No doubt, Canada’s vastness can be heard in much of the Northernly musical output. There is perhaps no better example of this than Thunder Bay’s Jarvis Street Revue. Their lone LP from 1971 leaves no on untouched by the band’s sheer avalanche of psychedelic heaviness, wasted acid leads and harrowing, disparate vocals. Every song is laced with a convection born from the physical landscape they called home.
The Jarvis Street Revue (JSR) formed in the late 1960’s in the northern Ontario town of Thunder Bay. Members of the band included Tom Cruickshank (drums, vocals), Wayne Faulconer (guitar, vocals), Tommy Horricks (saxophone, guitar, vocals), and George Stevenson (bass, vocals). The band released their sole album, Mr.

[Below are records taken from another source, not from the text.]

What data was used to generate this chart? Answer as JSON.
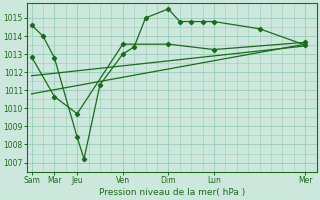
{
  "xlabel": "Pression niveau de la mer( hPa )",
  "bg_color": "#cce8dd",
  "grid_color": "#99ccbb",
  "line_color": "#1a6b1a",
  "marker_color": "#1a6b1a",
  "ylim": [
    1006.5,
    1015.8
  ],
  "yticks": [
    1007,
    1008,
    1009,
    1010,
    1011,
    1012,
    1013,
    1014,
    1015
  ],
  "x_major_pos": [
    0,
    1,
    2,
    4,
    6,
    8,
    12
  ],
  "x_major_labels": [
    "Sam",
    "Mar",
    "Jeu",
    "Ven",
    "Dim",
    "Lun",
    "Mer"
  ],
  "x_minor_pos": [
    0,
    0.5,
    1,
    1.5,
    2,
    2.5,
    3,
    3.5,
    4,
    4.5,
    5,
    5.5,
    6,
    6.5,
    7,
    7.5,
    8,
    8.5,
    9,
    9.5,
    10,
    10.5,
    11,
    11.5,
    12
  ],
  "xlim": [
    -0.2,
    12.5
  ],
  "series1_x": [
    0,
    0.5,
    1,
    2,
    2.3,
    3,
    4,
    4.5,
    5,
    6,
    6.5,
    7,
    7.5,
    8,
    10,
    12
  ],
  "series1_y": [
    1014.6,
    1014.0,
    1012.8,
    1008.4,
    1007.2,
    1011.3,
    1013.0,
    1013.4,
    1015.0,
    1015.5,
    1014.8,
    1014.8,
    1014.8,
    1014.8,
    1014.4,
    1013.5
  ],
  "series2_x": [
    0,
    1,
    2,
    4,
    6,
    8,
    12
  ],
  "series2_y": [
    1012.85,
    1010.65,
    1009.7,
    1013.55,
    1013.55,
    1013.25,
    1013.65
  ],
  "series3_x": [
    0,
    12
  ],
  "series3_y": [
    1010.8,
    1013.55
  ],
  "series4_x": [
    0,
    12
  ],
  "series4_y": [
    1011.8,
    1013.45
  ]
}
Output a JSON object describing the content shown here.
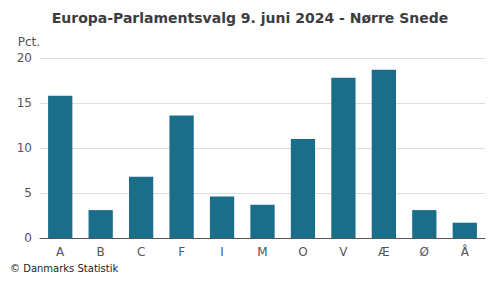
{
  "chart_data": {
    "type": "bar",
    "title": "Europa-Parlamentsvalg 9. juni 2024 - Nørre Snede",
    "ylabel": "Pct.",
    "footer": "© Danmarks Statistik",
    "categories": [
      "A",
      "B",
      "C",
      "F",
      "I",
      "M",
      "O",
      "V",
      "Æ",
      "Ø",
      "Å"
    ],
    "values": [
      15.8,
      3.1,
      6.8,
      13.6,
      4.6,
      3.7,
      11.0,
      17.8,
      18.7,
      3.1,
      1.7
    ],
    "color": "#1a6e8a",
    "ylim": [
      0,
      20
    ],
    "yticks": [
      0,
      5,
      10,
      15,
      20
    ],
    "grid": true
  }
}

Oil Man, in 1970. The album was recorded at DMG Sound Studios in Thunder Bay.
JSR played the Spike Coffeehouse on three different occasions between 1970-1971, and recorded the largest total audience the place ever had with 445 people. The band’s first gig was at the Lakeview Lodge. After this, they moved to Hodder Tavern where Cruickshank left the band. He was replaced by Smokey Wickman. JSR would again move, this time to the Circle Inn. Faulconer left the band next, and was replaced by Terry Stiles. Horricks eventually left the band, and at this time, the group reorganized and renamed themselves the Rock N Roll Revue. In the fall of 1999, the Jarvis Street Revue reunited, 27 years after Cruickshank left the band. Larry Breiland, who had played with Horricks in Dubai and India, was added to the band.